Terry Story: You know, the answer’s in the condo declaration so read the paperwork.
Steve Pomeranz: All right, very good. This comes from Gary Singer who writes for the Sun Sentinel, this question was really asked of him. Now Virginia Brown from Trulia wrote an article about the number one reason not to pull money from retirement to buy a house. Take us through that a little bit.
Terry Story: You know, I’ve dealt with this in the past where people actually borrow against their 401K, but you have to question: “Does this make economic sense?” If I’m not able to save enough money to purchase my house, can you really afford to be buying a house? You’re now going to borrow money from your 401K, which really should be towards your retirement. There are rules with this; you have to pay it back.
Steve Pomeranz: Yeah, first of all you have to pay it back, that’s number one. Number two, if you leave your employer, you’re required to pay it back right away, so it’s-
Terry Story: Right, and a lot of people just don’t realize what you’re engaging in when you buy a home.
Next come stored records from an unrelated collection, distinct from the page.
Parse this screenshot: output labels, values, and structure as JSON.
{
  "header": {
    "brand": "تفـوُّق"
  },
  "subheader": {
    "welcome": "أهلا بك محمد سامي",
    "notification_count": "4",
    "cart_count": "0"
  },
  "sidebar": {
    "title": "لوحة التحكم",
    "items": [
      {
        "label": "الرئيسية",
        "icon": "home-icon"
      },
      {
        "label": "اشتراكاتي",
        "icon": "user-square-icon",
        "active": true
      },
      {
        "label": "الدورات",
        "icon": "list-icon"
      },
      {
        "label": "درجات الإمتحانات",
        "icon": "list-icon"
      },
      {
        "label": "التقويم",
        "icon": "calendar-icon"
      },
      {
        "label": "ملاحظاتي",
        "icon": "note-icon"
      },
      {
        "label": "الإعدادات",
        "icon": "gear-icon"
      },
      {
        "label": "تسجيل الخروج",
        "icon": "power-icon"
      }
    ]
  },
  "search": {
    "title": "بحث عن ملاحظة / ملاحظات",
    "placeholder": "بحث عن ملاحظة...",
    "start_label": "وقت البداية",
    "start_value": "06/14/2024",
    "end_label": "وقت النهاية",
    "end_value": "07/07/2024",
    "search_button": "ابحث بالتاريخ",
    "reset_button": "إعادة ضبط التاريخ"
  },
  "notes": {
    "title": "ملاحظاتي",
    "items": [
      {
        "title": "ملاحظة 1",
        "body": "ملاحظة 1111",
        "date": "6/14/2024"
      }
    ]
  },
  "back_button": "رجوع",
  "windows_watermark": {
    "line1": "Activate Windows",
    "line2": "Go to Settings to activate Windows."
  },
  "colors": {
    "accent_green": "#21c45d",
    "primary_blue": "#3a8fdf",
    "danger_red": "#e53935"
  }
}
You really have to think twice before you borrow that money, because you’re going to have other costs too. If you want a home, you have to think about roofs leaking, appliances breaking, air conditioners; you have to be able to have the money to fix those things. Think twice before you borrow against a 401K and know what you’re getting into. That’s my advice.
Steve Pomeranz: If you take a distribution, then you’re going to be taxed on it. If you’re under age 50 ½, you’re going to be penalized for that. That’s a pretty big hit, and plus, this starts a pattern of you saving long term but then using the money short term, and that’s a habit that’s going to hurt you down the road.
Terry Story: That’s right. You do it once, you’ll find out, “Oh, I can do this again.”
Steve Pomeranz: That’s right, exactly. All right, let’s change gears here a little bit. You know, we always talk about low inventory (not enough homes for sale) and I think a lot of people don’t really understand how we can be in that situation. What are some ways that explain low inventory?
Terry Story: Well ,first of all many home owners are still under water. These underwater homeowners are not moving, they’re still staying in their homes. That would be one reason. Number two, the baby boomers are still holding out. There are about sixteen million families who bought at the peak of the boom, and they’re still waiting to make a profit from their house. Until they’re in the positive, they’re not making a move. Three, the inventory shortage is just squeezing the move-up buyers. Steve, I can’t tell you how many people, I just met with another young couple, they want to move up.
When I met with them, like, “Okay, we have equity in our house.” I show them what’s available that they could buy, and there’s hardly any inventory. Now they don’t want to, they can’t buy unless they sell, and I’ve got so many people, and talking to a lot of realtors, we have so many people that want to move, but they can’t move unless they sell their house, and they don’t want to sell their house unless they know where they can move to.
Steve Pomeranz: What’s going to break this pattern? What’s going to change?
Terry Story: Something better give. I’m so frustrated with it.
Steve Pomeranz: Yeah, something. Yeah.
Terry Story: Then the investors, they’re not ready to sell their single-family homes yet. They’re renting them out.
Steve Pomeranz: They’re waiting.
Terry Story: They’re making good money. You know, and then you’ve got new construction is still very low, we need more new construction.
Steve Pomeranz: Right, right.
Terry Story: Then finally the baby boomers, they’re running way behind. They’re still, they’re working later in their retirement ages, and they’ve got longer careers, better health. They’re not downsizing, so they’re still stuck in their houses. It’s like everybody’s in this hole to get out of.
Steve Pomeranz: Mortgage rates have never been so low, people are working and all the other aspects of a good healthy housing market are there, but the housing inventory itself is a big problem.
My guest as always is Terry Story. She’s a twenty-six year veteran with Coldwell Banker located in Boca Raton, Florida, and as always she can be found at www.terrystory.com. Thanks, Terry.
Terry Story: Thanks for having me, Steve.